On January 7, 1991, Mitchell moved to strike the plaintiff’s request for a jury trial on two grounds: 1) that Turner’s request was not timely filed, pursuant to Fed. R.Civ.P. 38(b); and 2) that plaintiffs in Title VII cases are not entitled to a trial by jury. In response, Turner argued that her request on the civil cover sheet constitutes a timely request entitling her to a jury trial, citing Favors v. Coughlin, 877 F.2d 219, 229 (2d Cir.1989) and Winant v. Carefree Pools, 118 F.R.D. 28, 29 (E.D.N.Y.1988); and that the court should exercise its discretion, pursuant to Fed.R.Civ.P. 39(b), and grant the request even if it was not timely served. In addition, on February 11, 1991, eight months after the complaint was filed, with discovery virtually complete, the plaintiff filed a motion to amend the complaint by adding four state law claims.

The court held oral argument on May 17, 1991 on the defendant’s motion to strike and the plaintiff’s motion for leave to file an amended complaint. The court reserved on the issue of the right to a jury trial in Title VII cases, inviting the parties to submit further briefs. Following the hearing, the court denied the plaintiff’s motion to amend its complaint. Thereafter, on May 28, 1991, the plaintiff filed a motion for reconsideration of its motion for leave to file an amended complaint.

II.

DISCUSSION

A. Defendant’s Motion to Strike the Jury Demand

1. The Language of the Statute

While Title VII itself makes no mention of any right to a jury trial, the language of the statute indicates that Congress intended to provide for equitable remedies administered by the courts. 1 The *532 statute empowers a court, not a jury, to enjoin any unlawful employment practice, reinstate the employee with or without back pay, or provide for “any other equitable relief.” 2 This inclusion by Congress in Title VII of specific, well-defined equitable remedies weighs strongly against implying any additional scheme.
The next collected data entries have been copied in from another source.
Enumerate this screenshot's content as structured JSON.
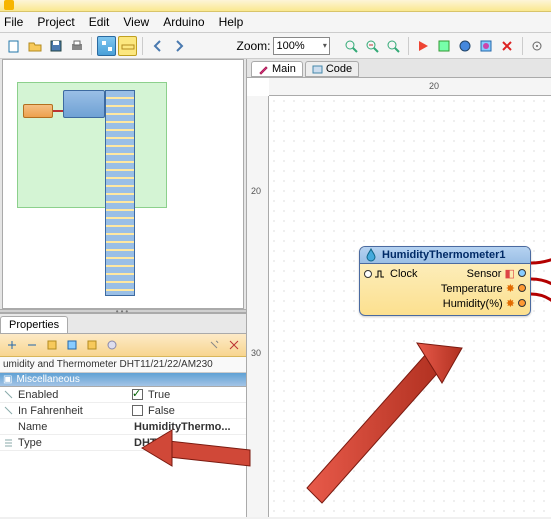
{
  "menubar": {
    "items": [
      "File",
      "Project",
      "Edit",
      "View",
      "Arduino",
      "Help"
    ]
  },
  "zoom": {
    "label": "Zoom:",
    "value": "100%"
  },
  "canvas": {
    "tabs": [
      {
        "icon": "pencil",
        "label": "Main"
      },
      {
        "icon": "code",
        "label": "Code"
      }
    ],
    "ruler_h": [
      "20"
    ],
    "ruler_v": [
      "20",
      "30"
    ]
  },
  "component": {
    "title": "HumidityThermometer1",
    "pins": {
      "in": [
        {
          "label": "Clock"
        }
      ],
      "out": [
        {
          "label": "Sensor"
        },
        {
          "label": "Temperature"
        },
        {
          "label": "Humidity(%)"
        }
      ]
    }
  },
  "properties": {
    "tab": "Properties",
    "title": "umidity and Thermometer DHT11/21/22/AM230",
    "category": "Miscellaneous",
    "rows": [
      {
        "name": "Enabled",
        "type": "bool",
        "checked": true,
        "value": "True"
      },
      {
        "name": "In Fahrenheit",
        "type": "bool",
        "checked": false,
        "value": "False"
      },
      {
        "name": "Name",
        "type": "text",
        "value": "HumidityThermo..."
      },
      {
        "name": "Type",
        "type": "text",
        "value": "DHT21"
      }
    ]
  }
}
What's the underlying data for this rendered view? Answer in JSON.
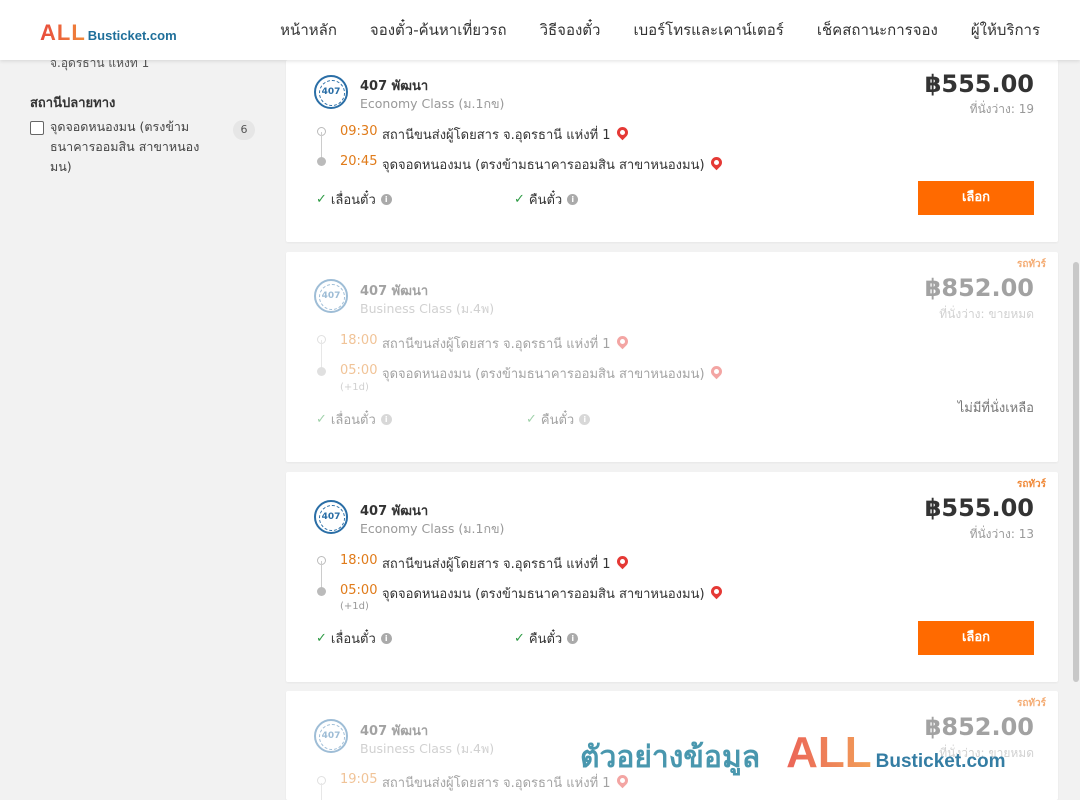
{
  "header": {
    "logo_all": "ALL",
    "logo_rest": "Busticket.com",
    "nav": [
      "หน้าหลัก",
      "จองตั๋ว-ค้นหาเที่ยวรถ",
      "วิธีจองตั๋ว",
      "เบอร์โทรและเคาน์เตอร์",
      "เช็คสถานะการจอง",
      "ผู้ให้บริการ"
    ]
  },
  "sidebar": {
    "cut_text": "จ.อุดรธานี แห่งที่ 1",
    "dest_title": "สถานีปลายทาง",
    "option_label": "จุดจอดหนองมน (ตรงข้ามธนาคารออมสิน สาขาหนองมน)",
    "option_count": "6"
  },
  "trips": [
    {
      "tag": "",
      "operator": "407 พัฒนา",
      "logo_text": "407",
      "bus_class": "Economy Class (ม.1กข)",
      "price": "฿555.00",
      "seats": "ที่นั่งว่าง: 19",
      "dep_time": "09:30",
      "dep_stop": "สถานีขนส่งผู้โดยสาร จ.อุดรธานี แห่งที่ 1",
      "arr_time": "20:45",
      "arr_stop": "จุดจอดหนองมน (ตรงข้ามธนาคารออมสิน สาขาหนองมน)",
      "next_day": "",
      "feature1": "เลื่อนตั๋ว",
      "feature2": "คืนตั๋ว",
      "action": "เลือก"
    },
    {
      "tag": "รถทัวร์",
      "operator": "407 พัฒนา",
      "logo_text": "407",
      "bus_class": "Business Class (ม.4พ)",
      "price": "฿852.00",
      "seats": "ที่นั่งว่าง: ขายหมด",
      "dep_time": "18:00",
      "dep_stop": "สถานีขนส่งผู้โดยสาร จ.อุดรธานี แห่งที่ 1",
      "arr_time": "05:00",
      "arr_stop": "จุดจอดหนองมน (ตรงข้ามธนาคารออมสิน สาขาหนองมน)",
      "next_day": "(+1d)",
      "feature1": "เลื่อนตั๋ว",
      "feature2": "คืนตั๋ว",
      "action": "ไม่มีที่นั่งเหลือ"
    },
    {
      "tag": "รถทัวร์",
      "operator": "407 พัฒนา",
      "logo_text": "407",
      "bus_class": "Economy Class (ม.1กข)",
      "price": "฿555.00",
      "seats": "ที่นั่งว่าง: 13",
      "dep_time": "18:00",
      "dep_stop": "สถานีขนส่งผู้โดยสาร จ.อุดรธานี แห่งที่ 1",
      "arr_time": "05:00",
      "arr_stop": "จุดจอดหนองมน (ตรงข้ามธนาคารออมสิน สาขาหนองมน)",
      "next_day": "(+1d)",
      "feature1": "เลื่อนตั๋ว",
      "feature2": "คืนตั๋ว",
      "action": "เลือก"
    },
    {
      "tag": "รถทัวร์",
      "operator": "407 พัฒนา",
      "logo_text": "407",
      "bus_class": "Business Class (ม.4พ)",
      "price": "฿852.00",
      "seats": "ที่นั่งว่าง: ขายหมด",
      "dep_time": "19:05",
      "dep_stop": "สถานีขนส่งผู้โดยสาร จ.อุดรธานี แห่งที่ 1"
    }
  ],
  "watermark": {
    "text": "ตัวอย่างข้อมูล",
    "logo_all": "ALL",
    "logo_rest": "Busticket.com"
  }
}
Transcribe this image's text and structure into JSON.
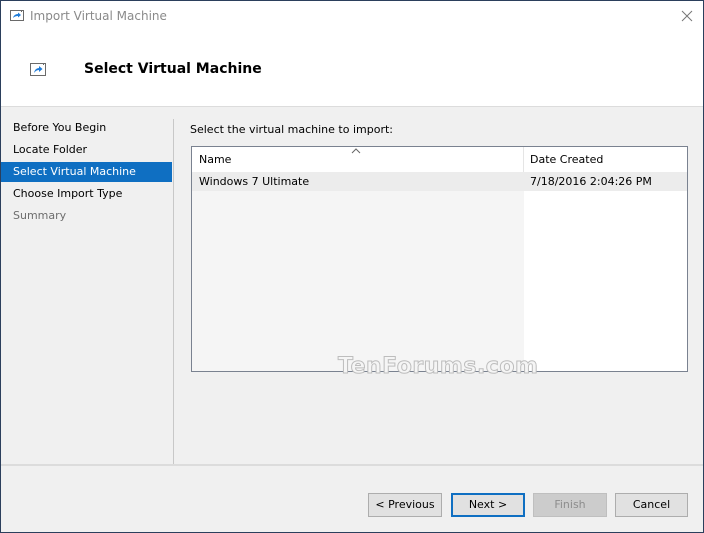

Sherman v. Burke Contracting Inc., 891 F.2d 1527, 1540 (11th Cir.1990) (Tjoflat, C.J., concurring); see Middlesex County Sewerage Auth. v. Nat’l Sea Clammers Ass’n, 453 U.S. 1, 15, 101 S.Ct. 2615, 2623-24, 69 L.Ed.2d 435 (1981) (“In the absence of strong indicia of a contrary congressional intent, we are compelled to conclude that Congress provided precisely the remedies it considered appropriate.”). The wording of the statute thus indicates that the legislative intent was to empower courts with the discretion to administer equitable remedies in response to Title VII violations.

2. Legislative History

The legislative history reveals that the Civil Rights Act of 1964 was modeled on the National Labor Relations Act (“NLRA”), 29 U.S.C. § 160(c) (1982). See 110 Cong.Rec. 6549 (remarks by Senator Humphrey in introducing the Civil Rights Bill for debate in the Senate on March 30, 1964), 7214 (remarks of Senators Clark and Case). At the time, Congress was aware that the Supreme Court had interpreted the NLRA provision as not allowing punitive or compensatory damages. See United Auto Workers v. Russell, 356 U.S. 634, 645-46, 78 S.Ct. 932, 939-40, 2 L.Ed.2d 1030 (1958). “Although not conclusive, the similarity of the statutes and the fact that Congress was aware that neither punitive nor compensatory damages were allowed under the National Labor Relations Act leads to the firm belief that Congress did not intend that any money damages ... would be granted under ... [Title VII].” Harrington v. Vandalia-Butler Bd. of Educ., 585 F.2d 192, 197 (6th Cir.1978), cert. denied, 441 U.S. 932, 99 S.Ct. 2053, 60 L.Ed.2d 660 (1979) (quoting Van Hoomissen v. Xerox Corp., 368 F.Supp. 829, 836-38 (N.D.Cal. 1973)). According to the House report on the Bill, “[t]he purpose of this title is to eliminate, through the utilization of formal and informal remedial procedures, discrimination in employment.” House Report No. 914, 1964 U.S.Code Cong, and Admin.News 1964, pp. 2355, 2401. The Commission, the agency which was to carry out the purpose of the statute, “would confine its activities to correcting abuse, not promoting equality with mathematical certainty.” Id. at 2516. Thus, the agency would work in a corrective, not a punitive, manner. 368 F.Supp. at 836-38.